Since the early 2000s, AI systems have eliminated more than 1.7 million jobs, and that number will only increase as AI improves. Some research estimates that by 2025, AI will eliminate more than 85 million jobs.
But for all the talk about job security, AI is also proving to be a powerful tool in healthcare—specifically, cancer detection. One recently published study has shown that, remarkably, artificial intelligence was able to detect 20 percent more cancers in imaging scans than radiologists alone.
Published in The Lancet Oncology, the study analyzed the scans of 80,000 Swedish women with a moderate hereditary risk of breast cancer who had undergone a mammogram between April 2021 and July 2022. Half of these scans were read by AI and then a radiologist to double-check the findings. The second group of scans was read by two researchers without the help of AI. (Currently, the standard of care across Europe is to have two radiologists analyze a scan before diagnosing a patient with breast cancer.)
The study showed that the AI group detected cancer in 6 out of every 1,000 scans, while the radiologists detected cancer in 5 per 1,000 scans. In other words, AI found 20 percent more cancers than the highly-trained radiologists.

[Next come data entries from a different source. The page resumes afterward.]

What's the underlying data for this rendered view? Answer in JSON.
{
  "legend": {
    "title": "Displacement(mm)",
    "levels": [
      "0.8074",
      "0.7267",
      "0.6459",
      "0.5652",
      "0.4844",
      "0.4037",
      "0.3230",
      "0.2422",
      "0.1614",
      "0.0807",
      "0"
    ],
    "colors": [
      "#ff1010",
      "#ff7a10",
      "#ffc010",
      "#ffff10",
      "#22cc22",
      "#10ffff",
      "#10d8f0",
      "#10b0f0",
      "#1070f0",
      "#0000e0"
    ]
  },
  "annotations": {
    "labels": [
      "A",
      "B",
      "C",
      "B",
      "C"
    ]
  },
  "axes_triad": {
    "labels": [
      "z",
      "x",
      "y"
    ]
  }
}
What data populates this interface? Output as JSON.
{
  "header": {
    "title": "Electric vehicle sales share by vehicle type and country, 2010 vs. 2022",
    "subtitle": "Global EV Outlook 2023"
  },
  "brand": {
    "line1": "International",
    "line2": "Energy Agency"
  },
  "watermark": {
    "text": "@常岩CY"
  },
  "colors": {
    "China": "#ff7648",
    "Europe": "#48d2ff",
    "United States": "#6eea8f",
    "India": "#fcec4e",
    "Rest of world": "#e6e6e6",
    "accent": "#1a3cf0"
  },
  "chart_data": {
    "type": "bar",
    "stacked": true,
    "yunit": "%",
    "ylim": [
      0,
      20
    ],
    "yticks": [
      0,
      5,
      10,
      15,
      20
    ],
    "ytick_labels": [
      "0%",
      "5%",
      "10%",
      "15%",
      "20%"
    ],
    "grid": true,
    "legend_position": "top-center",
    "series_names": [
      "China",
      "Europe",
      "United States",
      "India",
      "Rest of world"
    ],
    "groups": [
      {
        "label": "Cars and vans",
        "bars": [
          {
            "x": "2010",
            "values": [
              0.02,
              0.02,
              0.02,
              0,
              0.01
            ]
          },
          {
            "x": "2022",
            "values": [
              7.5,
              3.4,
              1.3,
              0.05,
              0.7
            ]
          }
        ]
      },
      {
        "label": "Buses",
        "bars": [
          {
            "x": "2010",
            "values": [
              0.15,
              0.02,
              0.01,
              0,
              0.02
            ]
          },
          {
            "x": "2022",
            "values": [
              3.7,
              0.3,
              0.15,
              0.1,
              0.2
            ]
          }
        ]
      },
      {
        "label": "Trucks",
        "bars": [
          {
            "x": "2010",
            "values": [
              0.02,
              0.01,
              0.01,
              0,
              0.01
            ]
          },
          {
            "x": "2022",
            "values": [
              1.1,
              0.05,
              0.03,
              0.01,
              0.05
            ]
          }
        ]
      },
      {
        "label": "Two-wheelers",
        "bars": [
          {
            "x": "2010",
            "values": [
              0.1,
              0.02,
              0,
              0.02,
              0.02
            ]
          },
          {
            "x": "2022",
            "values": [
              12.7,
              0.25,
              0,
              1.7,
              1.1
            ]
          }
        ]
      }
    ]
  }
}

Scientists have been using MRI images (like the ones pictured here) to train artificial intelligence to detect cancers earlier and with more accuracy. Here, MIT's AI system, MIRAI, looks for patterns in a patient's mammograms to detect breast cancer earlier than ever before. news.mit.edu
But even though the AI was better able to pinpoint cancer on an image, it doesn’t mean radiologists will soon be out of a job. Dr. Laura Heacock, a breast radiologist at NYU, said in an interview with CNN that radiologists do much more than simply screening mammograms, and that even well-trained technology can make errors. “These tools work best when paired with highly-trained radiologists who make the final call on your mammogram. Think of it as a tool like a stethoscope for a cardiologist.”
AI is still an emerging technology, but more and more doctors are using them to detect different cancers. For example, researchers at MIT have developed a program called MIRAI, which looks at patterns in patient mammograms across a series of scans and uses an algorithm to model a patient's risk of developing breast cancer over time. The program was "trained" with more than 200,000 breast imaging scans from Massachusetts General Hospital and has been tested on over 100,000 women in different hospitals across the world. According to MIT, MIRAI "has been shown to be more accurate in predicting the risk for developing breast cancer in the short term (over a 3-year period) compared to traditional tools." It has also been able to detect breast cancer up to five years before a patient receives a diagnosis.
The challenges for cancer-detecting AI tools now is not just accuracy. AI tools are also being challenged to perform consistently well across different ages, races, and breast density profiles, particularly given the increased risks that different women face. For example, Black women are 42 percent more likely than white women to die from breast cancer, despite having nearly the same rates of breast cancer as white women. Recently, an FDA-approved AI device for screening breast cancer has come under fire for wrongly detecting cancer in Black patients significantly more often than white patients.
As AI technology improves, radiologists will be able to accurately scan a more diverse set of patients at a larger volume than ever before, potentially saving more lives than ever.